The low conversion efficiency of solar cells produces large amounts of thermal energy to the cells, and with an increase in the temperature of solar cells, their electrical efficiency decreases. Therefore, a hybrid photovoltaic thermal (PVT) system ameliorates the total performance of the system by adding thermo equipment to the solar cell and removing excessive heat from these cells. In this paper, we inspect SiO2/water nanofluids effect on the electrical and thermal efficiency of domestic photovoltaic thermal systems (DPVT) theoretically and experimentally. In the theoretical part, as a result of the control-volume finite-difference (CVFD) method, an explicit dynamic model was extended for a flat-plate collector, which is added to the photovoltaic panel with a closed-loop cooling system with withdrawing urban water from the storage tank.

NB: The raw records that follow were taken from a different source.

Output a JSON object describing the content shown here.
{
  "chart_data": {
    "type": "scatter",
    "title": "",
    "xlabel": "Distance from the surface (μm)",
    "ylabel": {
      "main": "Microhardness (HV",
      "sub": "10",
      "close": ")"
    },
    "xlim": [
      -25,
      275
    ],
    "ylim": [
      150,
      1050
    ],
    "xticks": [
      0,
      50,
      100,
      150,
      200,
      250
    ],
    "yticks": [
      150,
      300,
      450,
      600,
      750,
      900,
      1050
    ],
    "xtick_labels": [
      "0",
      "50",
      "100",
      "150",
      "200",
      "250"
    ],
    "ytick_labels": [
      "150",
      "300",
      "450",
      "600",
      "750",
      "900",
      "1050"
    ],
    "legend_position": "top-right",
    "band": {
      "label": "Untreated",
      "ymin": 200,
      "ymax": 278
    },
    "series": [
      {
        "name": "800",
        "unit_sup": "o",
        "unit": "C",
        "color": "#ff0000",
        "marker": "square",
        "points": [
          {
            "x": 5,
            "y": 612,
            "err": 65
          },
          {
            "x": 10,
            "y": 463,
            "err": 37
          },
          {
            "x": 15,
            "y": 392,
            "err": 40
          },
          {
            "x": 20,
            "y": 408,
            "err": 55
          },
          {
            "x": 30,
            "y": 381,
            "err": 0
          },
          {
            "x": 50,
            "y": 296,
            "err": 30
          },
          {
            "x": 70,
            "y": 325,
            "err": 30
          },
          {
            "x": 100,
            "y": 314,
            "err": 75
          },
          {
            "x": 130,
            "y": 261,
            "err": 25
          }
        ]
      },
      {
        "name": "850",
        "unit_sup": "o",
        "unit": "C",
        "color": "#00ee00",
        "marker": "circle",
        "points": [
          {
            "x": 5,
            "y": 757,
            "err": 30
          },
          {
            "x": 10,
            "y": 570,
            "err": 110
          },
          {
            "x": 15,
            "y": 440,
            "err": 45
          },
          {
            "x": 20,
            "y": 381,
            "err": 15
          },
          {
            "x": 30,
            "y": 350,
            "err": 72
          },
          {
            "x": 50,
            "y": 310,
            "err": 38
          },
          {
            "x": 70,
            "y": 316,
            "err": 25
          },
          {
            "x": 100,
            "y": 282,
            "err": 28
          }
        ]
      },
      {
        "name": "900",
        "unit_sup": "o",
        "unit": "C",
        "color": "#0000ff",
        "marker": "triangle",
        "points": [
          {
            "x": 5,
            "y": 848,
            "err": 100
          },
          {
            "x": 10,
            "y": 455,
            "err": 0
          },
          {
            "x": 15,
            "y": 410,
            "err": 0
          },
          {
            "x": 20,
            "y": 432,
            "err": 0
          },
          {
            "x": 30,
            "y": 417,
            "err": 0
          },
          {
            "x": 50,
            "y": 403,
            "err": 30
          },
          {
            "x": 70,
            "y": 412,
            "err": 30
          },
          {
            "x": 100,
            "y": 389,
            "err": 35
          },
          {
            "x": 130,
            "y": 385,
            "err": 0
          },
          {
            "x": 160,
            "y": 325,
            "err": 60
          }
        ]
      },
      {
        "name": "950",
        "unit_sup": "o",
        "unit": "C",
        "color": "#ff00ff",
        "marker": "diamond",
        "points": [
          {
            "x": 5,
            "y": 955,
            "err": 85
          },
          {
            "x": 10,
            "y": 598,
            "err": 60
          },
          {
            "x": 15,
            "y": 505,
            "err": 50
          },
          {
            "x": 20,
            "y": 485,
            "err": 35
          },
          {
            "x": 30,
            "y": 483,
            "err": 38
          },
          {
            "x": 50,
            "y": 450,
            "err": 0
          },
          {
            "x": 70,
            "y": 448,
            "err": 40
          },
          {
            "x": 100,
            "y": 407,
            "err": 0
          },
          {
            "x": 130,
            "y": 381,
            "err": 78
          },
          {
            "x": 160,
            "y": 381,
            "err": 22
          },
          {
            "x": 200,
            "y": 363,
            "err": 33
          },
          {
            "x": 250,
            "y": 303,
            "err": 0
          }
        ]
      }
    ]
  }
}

The model accuracy was verified in comparison with the measured experimental data. Experimental results indicate that by increasing the concentrations of nanofluid, the thermal and electrical performance has improved, and overall efficiency decreased by increasing the diameter of the nanoparticles. The overall efficiency of the DPVT for 0 and 3 weight percent of SiO2/ water nanofluids with a diameter of 11-14 nanometers enhanced to 5.4% and 7.76% compared to the base fluid, respectively.